Я тоже это мог. И продолжил:
А память,
из чего она состоит
как она выглядит
и какой потом обретает вид
эта память…
– Я не знала, что Никки читал вам эти стихи, Наставник Пер,
– задумчиво и словно бы даже с неловкостью сказала Катти. – Он ведь написал их
три месяца назад. Наставник, неужели вы знали, что Ник продолжал писать стихи?
Наставник?
Я молчал. Мне нечего было сказать.
– Наставник Пер, вы очень хорошо их читали. – Катти не
отрывала от меня взгляда, все более и более недоумевающего. – Почти как Никки.
Как Никки.
Вот ты и попался, Петя Хрумов.
Есть такая штука, под названием душа, и ее подделать куда
сложнее, чем форму лица или генотип.
– Воды… – попросил я, оседая на землю. – Катти, принеси
воды. Мне… мне плохо. Воды!
Секунду растерянность и неясное подозрение боролись в ней с
готовностью прийти на помощь. Потом Катти бросилась бежать к туннелю, ведущему
в здание интерната.
А я, вскочив со всей прытью старческого тела, метнулся к
транспортной кабине.
Все. Кончилась передышка. Началось бегство.
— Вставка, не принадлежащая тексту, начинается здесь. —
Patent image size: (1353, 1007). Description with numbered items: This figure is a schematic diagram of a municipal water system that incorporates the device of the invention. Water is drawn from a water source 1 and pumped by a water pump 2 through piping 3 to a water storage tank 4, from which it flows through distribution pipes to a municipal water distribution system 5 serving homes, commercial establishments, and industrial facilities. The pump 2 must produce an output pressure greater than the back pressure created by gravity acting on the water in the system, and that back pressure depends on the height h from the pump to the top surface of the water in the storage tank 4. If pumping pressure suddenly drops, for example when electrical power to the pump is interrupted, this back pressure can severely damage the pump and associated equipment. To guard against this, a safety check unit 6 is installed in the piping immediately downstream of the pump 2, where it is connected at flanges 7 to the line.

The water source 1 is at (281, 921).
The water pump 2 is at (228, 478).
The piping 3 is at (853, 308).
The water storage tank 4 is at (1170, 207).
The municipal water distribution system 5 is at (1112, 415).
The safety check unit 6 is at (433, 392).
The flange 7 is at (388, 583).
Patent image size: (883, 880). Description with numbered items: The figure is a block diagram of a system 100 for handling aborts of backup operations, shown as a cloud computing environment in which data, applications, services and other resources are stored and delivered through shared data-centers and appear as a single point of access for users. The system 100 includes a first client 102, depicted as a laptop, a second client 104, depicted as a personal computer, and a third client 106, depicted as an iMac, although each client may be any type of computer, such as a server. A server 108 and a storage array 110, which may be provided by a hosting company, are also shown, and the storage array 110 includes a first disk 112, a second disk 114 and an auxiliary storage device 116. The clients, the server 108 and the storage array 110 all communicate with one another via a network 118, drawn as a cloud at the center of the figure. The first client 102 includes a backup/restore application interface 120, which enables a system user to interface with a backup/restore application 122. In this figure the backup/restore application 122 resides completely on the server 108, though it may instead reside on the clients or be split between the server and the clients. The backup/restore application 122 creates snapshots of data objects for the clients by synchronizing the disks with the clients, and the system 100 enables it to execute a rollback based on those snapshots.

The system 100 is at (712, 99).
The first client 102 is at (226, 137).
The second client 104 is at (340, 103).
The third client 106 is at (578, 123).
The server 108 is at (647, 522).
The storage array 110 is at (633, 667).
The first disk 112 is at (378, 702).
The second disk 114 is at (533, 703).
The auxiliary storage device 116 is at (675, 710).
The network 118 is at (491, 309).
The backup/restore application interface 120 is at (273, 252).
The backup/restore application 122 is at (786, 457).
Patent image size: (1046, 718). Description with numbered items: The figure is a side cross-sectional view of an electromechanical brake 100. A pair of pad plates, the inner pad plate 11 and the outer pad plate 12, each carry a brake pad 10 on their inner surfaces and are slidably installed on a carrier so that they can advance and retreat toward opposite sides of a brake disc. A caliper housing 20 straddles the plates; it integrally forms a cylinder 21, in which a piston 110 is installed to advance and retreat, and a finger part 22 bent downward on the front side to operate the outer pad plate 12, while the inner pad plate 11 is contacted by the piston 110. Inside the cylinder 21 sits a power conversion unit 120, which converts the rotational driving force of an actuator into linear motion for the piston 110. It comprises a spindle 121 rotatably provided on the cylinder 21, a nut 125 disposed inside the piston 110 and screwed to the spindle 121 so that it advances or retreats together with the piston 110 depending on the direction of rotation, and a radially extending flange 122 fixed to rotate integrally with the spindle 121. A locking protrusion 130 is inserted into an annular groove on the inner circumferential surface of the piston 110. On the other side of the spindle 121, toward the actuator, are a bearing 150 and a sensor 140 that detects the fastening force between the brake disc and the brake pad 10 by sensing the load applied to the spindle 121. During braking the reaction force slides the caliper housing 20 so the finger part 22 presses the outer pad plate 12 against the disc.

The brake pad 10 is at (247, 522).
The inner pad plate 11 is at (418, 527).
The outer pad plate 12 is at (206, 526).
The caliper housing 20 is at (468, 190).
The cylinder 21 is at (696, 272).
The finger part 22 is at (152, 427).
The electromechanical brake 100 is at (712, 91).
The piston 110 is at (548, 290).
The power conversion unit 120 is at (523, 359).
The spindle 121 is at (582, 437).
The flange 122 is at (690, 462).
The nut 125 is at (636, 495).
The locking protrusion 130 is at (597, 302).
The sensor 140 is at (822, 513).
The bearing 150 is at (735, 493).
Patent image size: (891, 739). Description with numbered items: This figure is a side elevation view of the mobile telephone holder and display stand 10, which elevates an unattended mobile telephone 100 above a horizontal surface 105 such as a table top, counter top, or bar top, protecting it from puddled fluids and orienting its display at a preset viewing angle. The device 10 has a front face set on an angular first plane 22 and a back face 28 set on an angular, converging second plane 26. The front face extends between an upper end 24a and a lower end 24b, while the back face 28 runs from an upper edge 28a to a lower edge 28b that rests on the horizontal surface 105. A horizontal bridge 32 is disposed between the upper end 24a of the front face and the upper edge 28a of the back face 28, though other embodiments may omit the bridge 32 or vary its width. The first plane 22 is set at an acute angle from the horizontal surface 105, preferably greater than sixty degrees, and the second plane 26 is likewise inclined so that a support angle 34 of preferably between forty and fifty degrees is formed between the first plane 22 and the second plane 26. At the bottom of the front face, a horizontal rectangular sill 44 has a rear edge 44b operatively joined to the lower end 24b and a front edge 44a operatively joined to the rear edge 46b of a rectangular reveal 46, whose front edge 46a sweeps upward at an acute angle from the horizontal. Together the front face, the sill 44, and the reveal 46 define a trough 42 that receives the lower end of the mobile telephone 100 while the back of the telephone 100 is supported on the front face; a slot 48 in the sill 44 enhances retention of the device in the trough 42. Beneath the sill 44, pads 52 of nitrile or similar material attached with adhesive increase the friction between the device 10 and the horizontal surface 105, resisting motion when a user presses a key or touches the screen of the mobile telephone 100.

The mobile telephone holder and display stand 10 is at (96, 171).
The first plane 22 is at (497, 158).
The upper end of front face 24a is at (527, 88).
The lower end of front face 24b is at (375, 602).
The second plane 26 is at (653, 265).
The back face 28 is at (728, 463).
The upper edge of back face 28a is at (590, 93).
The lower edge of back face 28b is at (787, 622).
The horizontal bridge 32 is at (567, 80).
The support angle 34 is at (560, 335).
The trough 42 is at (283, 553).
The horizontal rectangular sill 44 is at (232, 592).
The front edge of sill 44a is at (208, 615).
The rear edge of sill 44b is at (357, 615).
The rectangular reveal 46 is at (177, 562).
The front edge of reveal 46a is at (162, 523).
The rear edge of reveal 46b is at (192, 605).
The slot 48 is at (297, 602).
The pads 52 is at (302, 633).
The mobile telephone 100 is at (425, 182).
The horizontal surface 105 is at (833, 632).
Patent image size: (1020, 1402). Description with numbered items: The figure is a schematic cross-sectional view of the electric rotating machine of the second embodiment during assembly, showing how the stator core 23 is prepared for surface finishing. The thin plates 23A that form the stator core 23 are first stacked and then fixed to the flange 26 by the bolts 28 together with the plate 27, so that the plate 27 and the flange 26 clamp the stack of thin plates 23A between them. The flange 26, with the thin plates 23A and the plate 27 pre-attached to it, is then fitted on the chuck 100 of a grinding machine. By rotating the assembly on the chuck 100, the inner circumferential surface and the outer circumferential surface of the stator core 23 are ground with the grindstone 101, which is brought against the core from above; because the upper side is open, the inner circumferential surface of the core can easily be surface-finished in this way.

И все равно, Ник Ример, спасибо тебе за стихи!
Я ударил кулаком в ртутную жижу терминала.
Миг, пока управляющие системы Геометров, эти куцые
электронные мозги, входили в контакт с моим разумом, был долог и томителен. Я
попался. Я раскрылся.
И потерял шанс передохнуть, отсидеться день-другой в теплом
нутре интерната…
Пункт назначения?
– Наставник!
Я обернулся, встретившись взглядом с Катти. Она вернулась.
Замерла как вкопанная на краю полянки, глядя на Пера, только что хватавшегося
за сердце, а теперь – собирающегося улизнуть.